KV is structured as an intercutting of the human and natural: an interplay of call and response between the social and nature. KV is built on necessity both in its script and in its filmic quality and PS has the singular understanding that necessity engenders its own inexorable logic. It is a logic built on state of mind rather than action. In that the acts of revenge are engendered by specific states of mind, the land and skyscapes of Romania are filmed not as encompassers of action but rather as projections and reflections of the state of mind of the eponymous KV. And the viewer is absorbed by and becomes complicit in the unfolding of fate as nature is cast both as a mirror to and co conspirator of KV in her quest for revenge on the men who raped her. In the final act of the film, as on the eve of war at Berchtesgarten, the sky turns oracle projecting into consciousness the event that is to come.
Filmed on S16 film stock, the landscape shots have an intricate indistinct numinous quality that draws in the eye as it is enchanted by the oscillation and vibrancy of light. The filming renders land and sky as soft impressions which blur and merge detail. The way film is used by PS is in itself a force in the film, as is the controlled performance of Hilda Peter. Both determine how we are able to understand the elements in play: the social and the natural. Shot on 35mm or on HD the mountains mists and clouds would have looked more like external elements of the film characterised by intricate detail and boundary lines. Shot on 16mm and transferred to digital format they have a shimmering interiority that deflects the light inwards into the structure of the film rather than outwards as a framing device for location. Although we are in Romania, the force of the filming renders the film’s setting as universal.
The sound concept that interlinks and offsets the visual track is an integral part of KV’s movement of ideas and associations. Sound is distilled from three different sources: the film’s electronic score, human sourced sounds: voices, bells of livestock, churches; and natural sounds: soughing. animal noises. The sounds are all subtly graded and interpenetrate and extricate themselves to create a world of association and resonance that both relate to the visuals and at the same time have independent life. The effect of the sound track is to reinforce the sense that we are experiencing a set of stimuli that are assimilations of mind; yet a dynamic sound cut, with or without picture, pitches us back into the world of the social, and its immanent human associations.
The proposition that KV develops is that the woman who is destroyed socially, sets out to revenge herself and destroy those who have destroyed her. A key element in Greek tragedy is that those who wreak revenge on others for the wrong done unto them, inevitably unleash the furies who pursue their own crazed daemonic careers. Some ten years after being brutally raped KV spurned by her village sets out with her young son, also rejected, to find the perpetrators. Events run out of control and she finds the death that perhaps she had been seeking.
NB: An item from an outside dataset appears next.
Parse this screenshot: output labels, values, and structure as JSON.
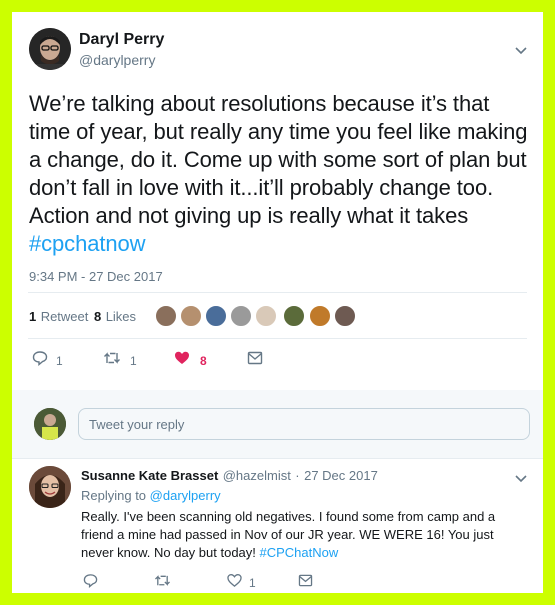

Nevertheless in its bleak outcome I think the film points to redemption and hope. In that the film defines KV by her immobility rather than her action, there is understanding and meaning underlying the events that unfold. KV is not defined in her actions; rather in her state of mind. At the point of her pain she is locked into the past. She cannot move and neither can she understand that time has moved and left her behind. The violence is not something that is indulged as spectacle; it issues simply from a frozen situation that has no escape; its necessity arises out of the nobility of despair. Her reactions are moral rather than amoral. Her moment of supreme command as she confronts the rapist in the boat on the river is quickly understood by her as a terrible delusion for which she must accept responsibility. Redemption lies in that she realises this and accepts without compromise, her ultimate fate.